Ik kwam de bus op en alles leek nog in orde. En toen moest ik betalen. Ik leg een halve euro op het tafeltje bij de chauffeur. Die mij vreemd aankijkt. “Da’s niet genoeg,” zegt hij. Ik vraag verbaasd of de prijs recent verhoogd is. “Altijd al één euro geweest.” Ik leg er nog een halve euro bij, en de man houdt een bordje op met het getal 61,4. Hij drukt mij een tiket af, en ik wacht geduldig op mijn wisselgeld. Hij kijkt mij aan alsof ik een krankzinnige ben. Ik kijk terug. “41 cent?” vraag ik vol hoop. “1 euro,” zegt de chauffeur terug.

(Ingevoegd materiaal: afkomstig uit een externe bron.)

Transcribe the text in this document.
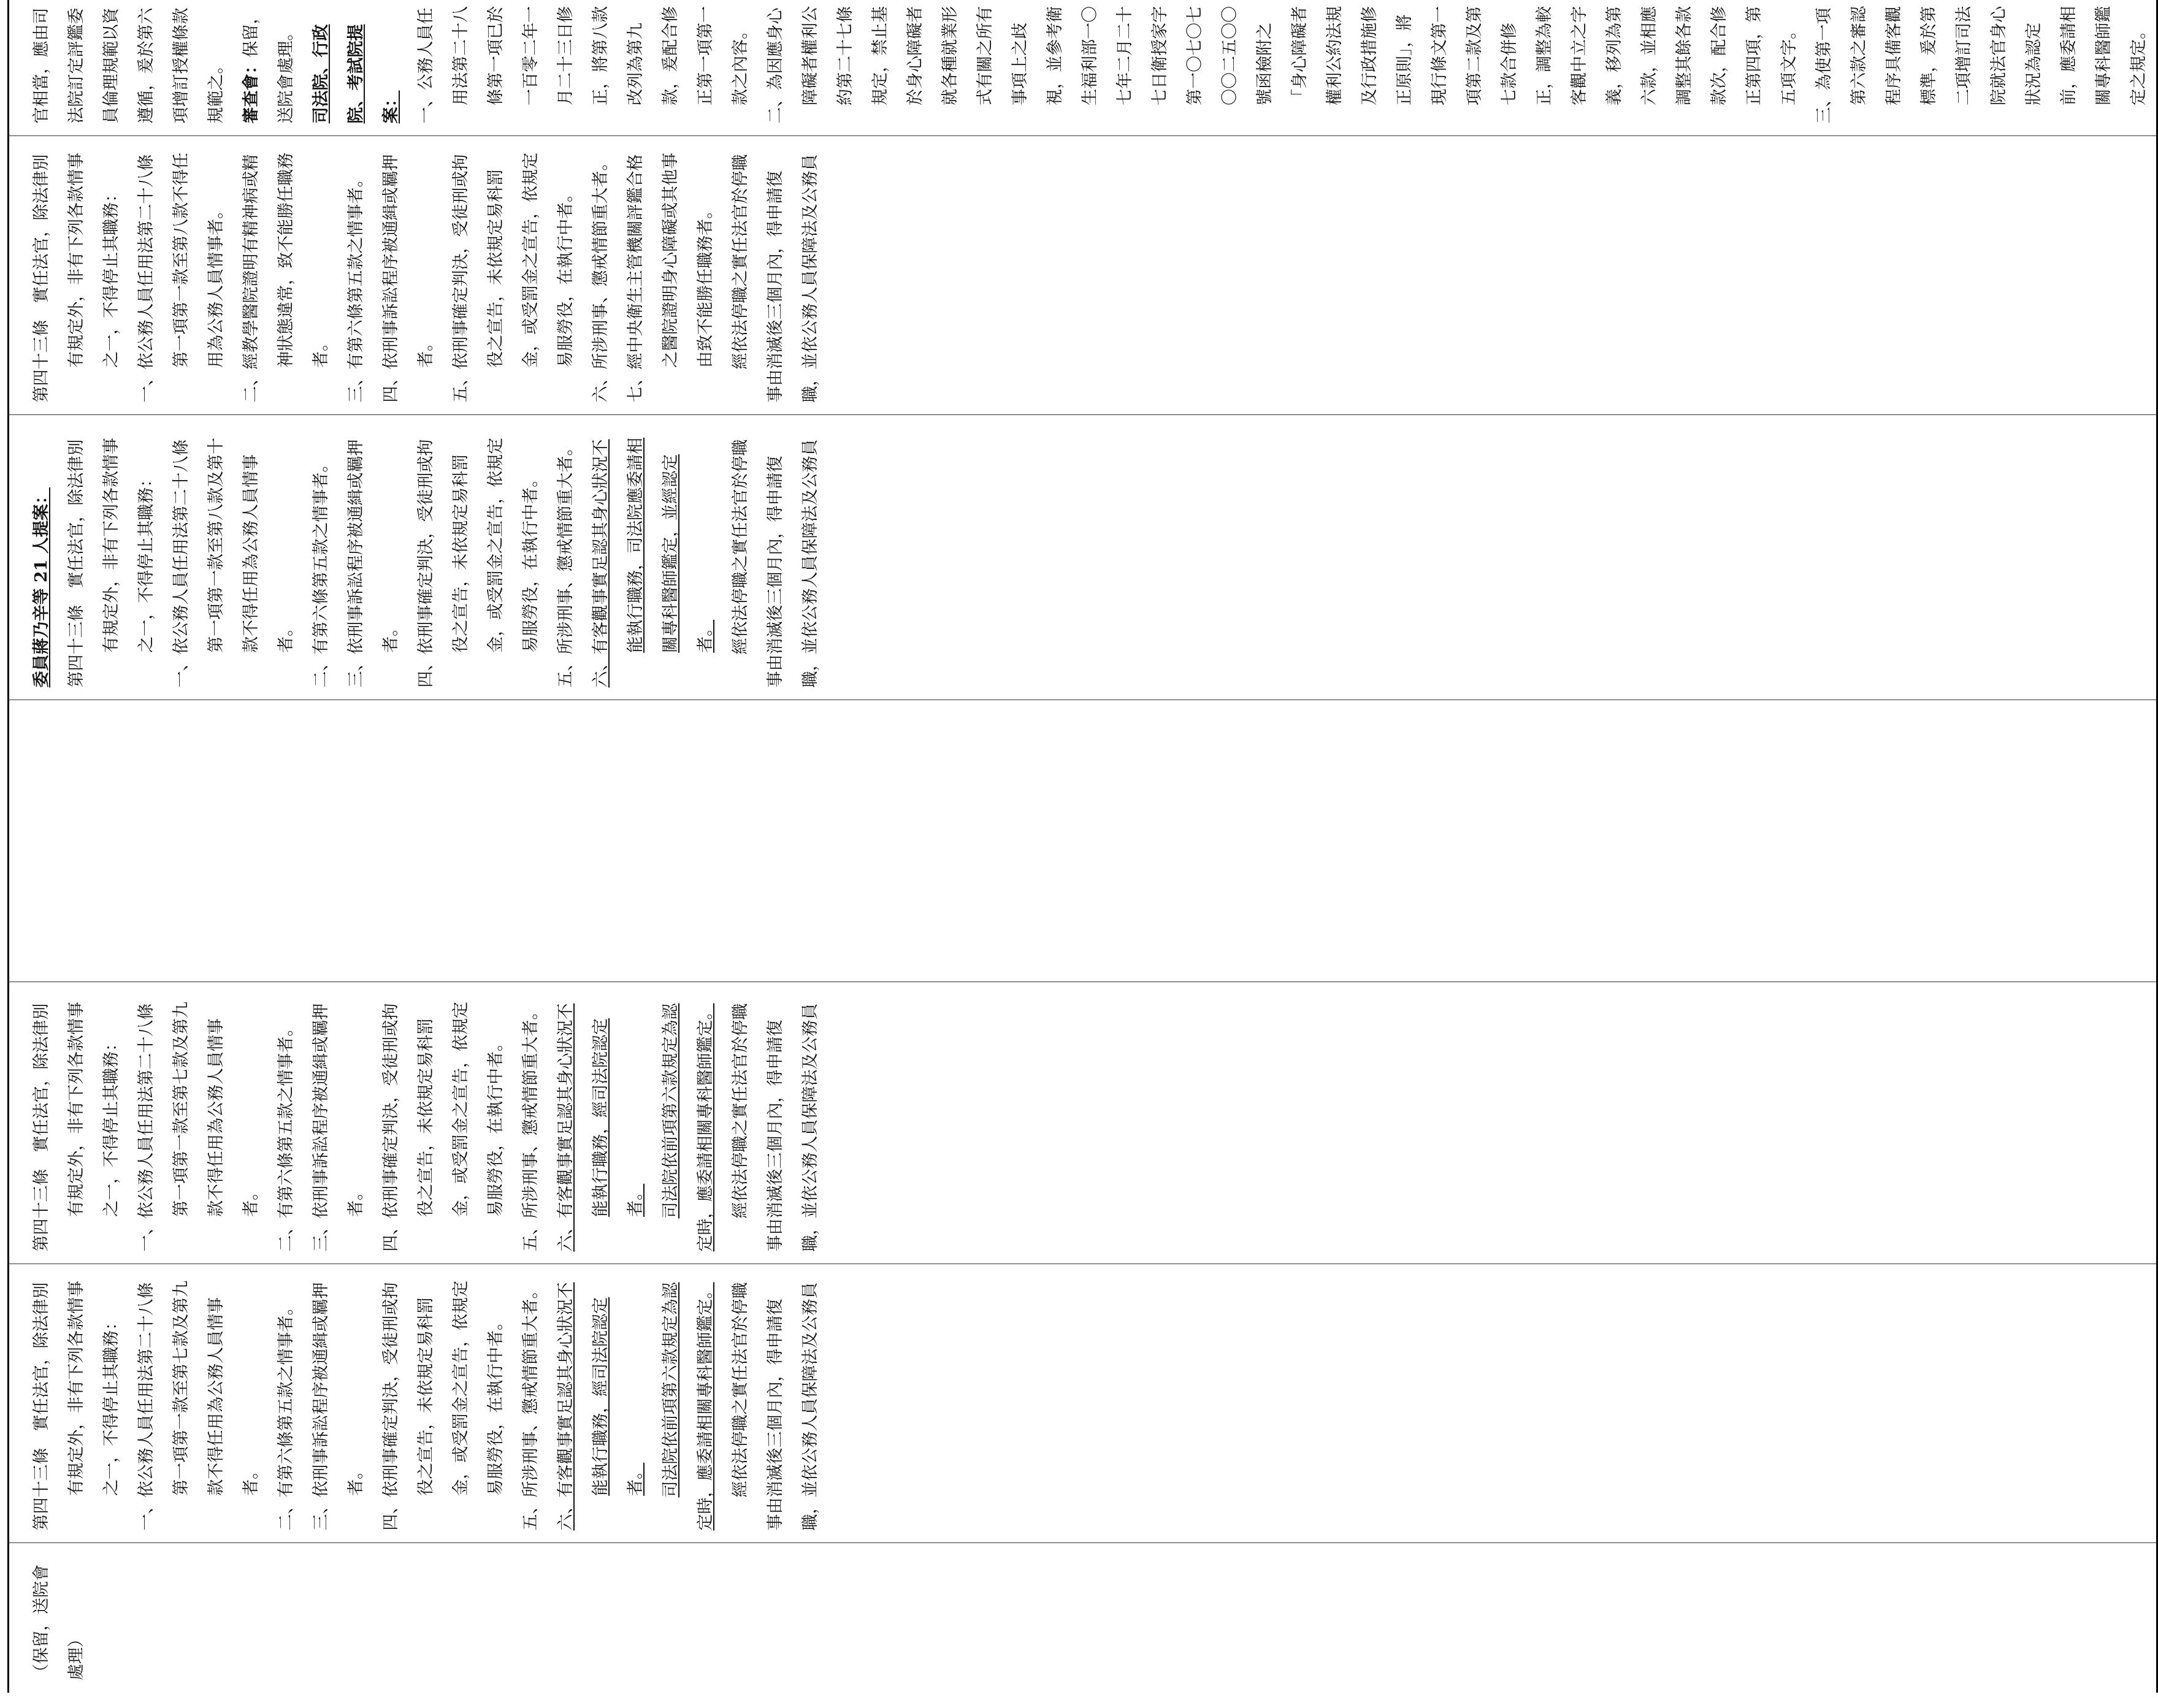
（保留，送院會處理）

第四十三條　實任法官，除法律別有規定外，非有下列各款情事之一，不得停止其職務： 一、依公務人員任用法第二十八條第一項第一款至第七款及第九款不得任用為公務人員情事者。 二、有第六條第五款之情事者。 三、依刑事訴訟程序被通緝或羈押者。 四、依刑事確定判決，受徒刑或拘役之宣告，未依規定易科罰金，或受罰金之宣告，依規定易服勞役，在執行中者。 五、所涉刑事、懲戒情節重大者。 六、有客觀事實足認其身心狀況不能執行職務，經司法院認定者。 司法院依前項第六款規定為認定時，應委請相關專科醫師鑑定。 經依法停職之實任法官於停職事由消滅後三個月內，得申請復職，並依公務人員保障法及公務員

第四十三條　實任法官，除法律別有規定外，非有下列各款情事之一，不得停止其職務： 一、依公務人員任用法第二十八條第一項第一款至第七款及第九款不得任用為公務人員情事者。 二、有第六條第五款之情事者。 三、依刑事訴訟程序被通緝或羈押者。 四、依刑事確定判決，受徒刑或拘役之宣告，未依規定易科罰金，或受罰金之宣告，依規定易服勞役，在執行中者。 五、所涉刑事、懲戒情節重大者。 六、有客觀事實足認其身心狀況不能執行職務，經司法院認定者。 司法院依前項第六款規定為認定時，應委請相關專科醫師鑑定。 經依法停職之實任法官於停職事由消滅後三個月內，得申請復職，並依公務人員保障法及公務員

委員蔣乃辛等 21 人提案： 第四十三條　實任法官，除法律別有規定外，非有下列各款情事之一，不得停止其職務： 一、依公務人員任用法第二十八條第一項第一款至第八款及第十款不得任用為公務人員情事者。 二、有第六條第五款之情事者。 三、依刑事訴訟程序被通緝或羈押者。 四、依刑事確定判決，受徒刑或拘役之宣告，未依規定易科罰金，或受罰金之宣告，依規定易服勞役，在執行中者。 五、所涉刑事、懲戒情節重大者。 六、有客觀事實足認其身心狀況不能執行職務，司法院應委請相關專科醫師鑑定，並經認定者。 經依法停職之實任法官於停職事由消滅後三個月內，得申請復職，並依公務人員保障法及公務員

第四十三條　實任法官，除法律別有規定外，非有下列各款情事之一，不得停止其職務： 一、依公務人員任用法第二十八條第一項第一款至第八款不得任用為公務人員情事者。 二、經教學醫院證明有精神病或精神狀態違常，致不能勝任職務者。 三、有第六條第五款之情事者。 四、依刑事訴訟程序被通緝或羈押者。 五、依刑事確定判決，受徒刑或拘役之宣告，未依規定易科罰金，或受罰金之宣告，依規定易服勞役，在執行中者。 六、所涉刑事、懲戒情節重大者。 七、經中央衛生主管機關評鑑合格之醫院證明身心障礙或其他事由致不能勝任職務者。 經依法停職之實任法官於停職事由消滅後三個月內，得申請復職，並依公務人員保障法及公務員

官相當，應由司法院訂定評鑑委員倫理規範以資遵循，爰於第六項增訂授權條款規範之。 審查會：保留，送院會處理。 司法院、行政院、考試院提案： 一、公務人員任用法第二十八條第一項已於一百零二年一月二十三日修正，將第八款改列為第九款，爰配合修正第一項第一款之內容。 二、為因應身心障礙者權利公約第二十七條規定，禁止基於身心障礙者就各種就業形式有關之所有事項上之歧視，並參考衛生福利部一〇七年二月二十七日衛授家字第一〇七〇七〇〇二五〇〇號函檢附之「身心障礙者權利公約法規及行政措施修正原則」，將現行條文第一項第二款及第七款合併修正，調整為較客觀中立之字義，移列為第六款，並相應調整其餘各款款次，配合修正第四項，第五項文字。 三、為使第一項第六款之審認程序具備客觀標準，爰於第二項增訂司法院就法官身心狀況為認定前，應委請相關專科醫師鑑定之規定。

Ik ga zitten, en de bus glijdt in één lange recht lijn, als over een ijsbaan, tot aan de Dampoort. Iemand moet gebeld hebben om de halte aan te vragen, of waarschijnlijk stopt de bus altijd aan de Dampoort, ik heb in ieder geval niets gedaan.
Ik sta recht om van de bus te gaan, en de hele bus blijkt vol te zitten. Hij was bijna leeg toen ik opstapte, maar nu is elke individuele stoel bezet. En de grote meerderheid van de mensen hebben open hoofdwonden, tussen roze en ziekelijk geel, niet bloedend maar wel vochtig en glinsterend. Een paar mensen hebben geen wonden, maar als ze zich naar mij omdraaien terwijl ik voorbijglijd naar de deur, zie ik dat ze allemaal zwaar vervormde en assymetrische gezichten hebben: hun linkerogen staan allemaal lager dan hun rechterogen.
Ahem.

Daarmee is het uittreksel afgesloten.